Have you heard of Letter Writing Day ?
It’s time to bring out your loveliest stationery and your favorite pen. Pick that special someone and write a letter.
And….. Think about exactly what you want to say before you say it because, with a pen, there’s no cut and paste function.
Every December bring out your finest stationery and your writing equipment and send a handwritten letter to someone special, because it is Letter Writing Day!
Today, fewer and fewer people take the time to sit down and write letters to their loved ones, friends or anyone for that matter. Letter Writing Day aims to change this. This day encourages people to hand write letters and send them to their loved ones the old fashioned way – through the mail.
There is no clear origin of this day. One possibility is that this day evolved from Japan, and the hobby of stamp collecting. Japan has a Letter Writing Week, and a Letter Writing Day.

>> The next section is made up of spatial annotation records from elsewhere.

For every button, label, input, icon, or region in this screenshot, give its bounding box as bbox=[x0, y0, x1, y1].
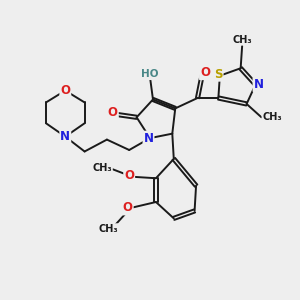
Text: CH₃: CH₃ bbox=[99, 224, 118, 234]
Text: HO: HO bbox=[141, 69, 159, 79]
Text: O: O bbox=[108, 106, 118, 119]
Text: CH₃: CH₃ bbox=[262, 112, 282, 122]
Text: O: O bbox=[200, 66, 210, 79]
Text: N: N bbox=[60, 130, 70, 143]
Text: O: O bbox=[60, 84, 70, 97]
Text: S: S bbox=[214, 68, 223, 81]
Text: N: N bbox=[143, 132, 154, 145]
Text: N: N bbox=[254, 78, 263, 91]
Text: O: O bbox=[124, 169, 134, 182]
Text: CH₃: CH₃ bbox=[232, 35, 252, 45]
Text: O: O bbox=[123, 202, 133, 214]
Text: CH₃: CH₃ bbox=[93, 163, 112, 173]
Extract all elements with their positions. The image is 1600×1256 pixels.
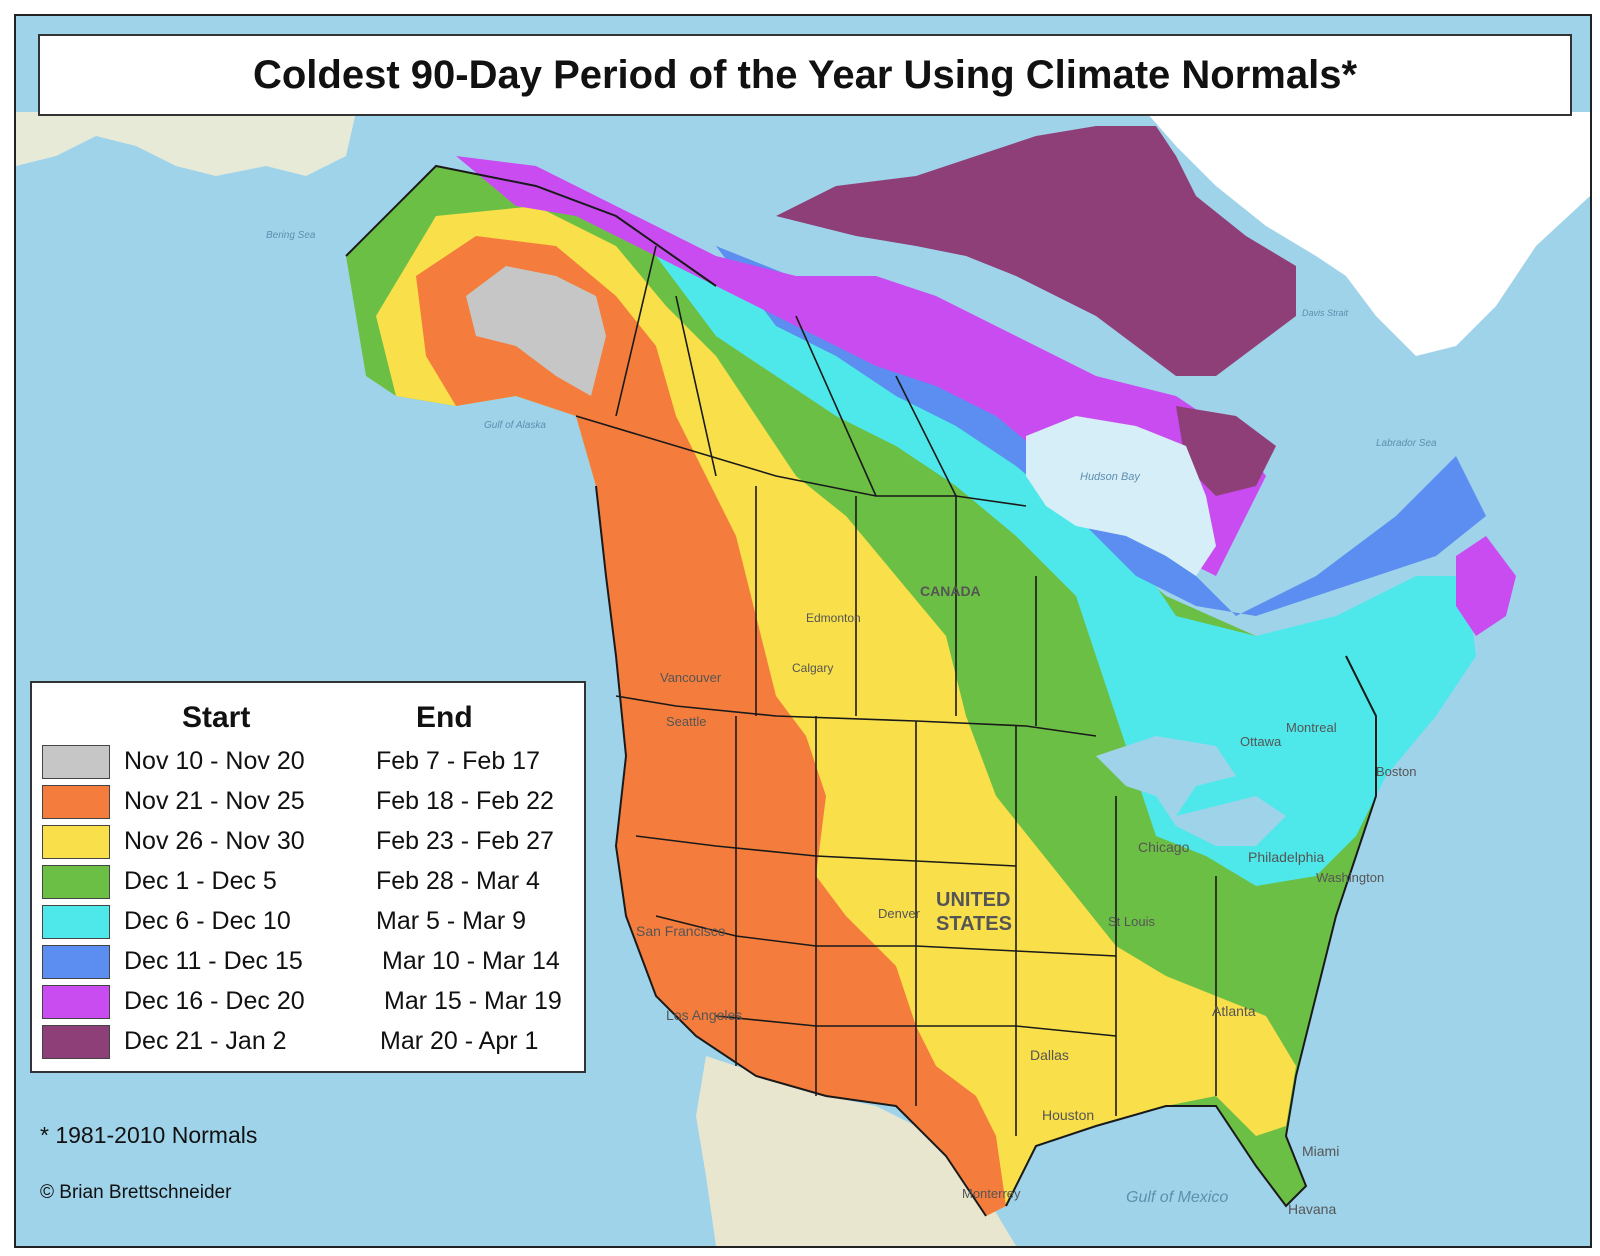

Actually, the Japanese Letter Writing Day is held monthly on the 23rd of each month. (We should all take a lesson from the Japanese and handwrite a letter every month.)
A second possibility is that this day evolved from one of many school related letter writing days. There are many references to Letter Writing Day as a grade school, high school and college letter writing days. Regardless, of how it originated, Letter Writing Day is here.
In these days of cell phones, email, and text messages, letter writing can seem hopelessly outdated. But it’s an art worth bringing back, and not just as some misplaced sense of nostalgia. The writing and receiving of letters will always offer an experience that modern technology cannot touch. Letter writing goes back a very long time. History tells us that Homer mentioned letters in the Iliad, and evidence of correspondence has been found in ancient Egypt, India, Rome and China. Preserved letters are great historical resources – they are treated by historians as firsthand accounts of the social, economic and political conditions prevailing at the time. Many are permanently displayed in museums, archives, and collections, made public – for all of us to see, learn from, and savor for years and years. Try doing that with a tweet.
In honor of National Letter Writing Day and beyond, bloggers Brett and Kate McKay from the Art of Manliness, say that “sending a letter is the next best thing to showing up personally at someone’s door; ink from your pen touches the stationary, your fingers touch the paper, and something tangible from your world travels through machines and hands, and deposits itself in another’s mailbox. Your letter is then carried inside as an invited guest. When we take the time to organize and express our deepest thoughts and feelings, write them down for posterity, and send them to a chosen recipient, it’s about the most personal gift one can give and the other receive.”
When writing a letter or note, stationery is your canvas; purchase stationery in a few different sizes for letters and notes of various lengths. Beautiful stationery also can make the letter seem more like a gift. Spend some time at a stationery store picking out something that is uniquely you.
Rossi has an amazing selection of papers and notes in many sizes and textures…from formal to informal, to script the perfect letter.
Years ago when people were a thousand miles apart, letter-writing was our only available means of communication. People fell in love over the many letters sent between them. Throughout time, these letters have been tied up with ribbons and stored for future generations to find….treasured possessions of the past, discovered in an old trunk in an attic. Thus, letters not only serve a purpose in the here and now, they also stand as historical records, giving us an incomparable window into the past. Anyone who has ever come across the old letters of parents and grandparents and suddenly felt transported back to another time and place, knows well the legacy-leaving power of letters.
A little known fact: until the mid-19th century, envelopes were all handmade. Because of this, envelopes were extremely expensive and most people just folded up their letters and sealed them with a wax seal.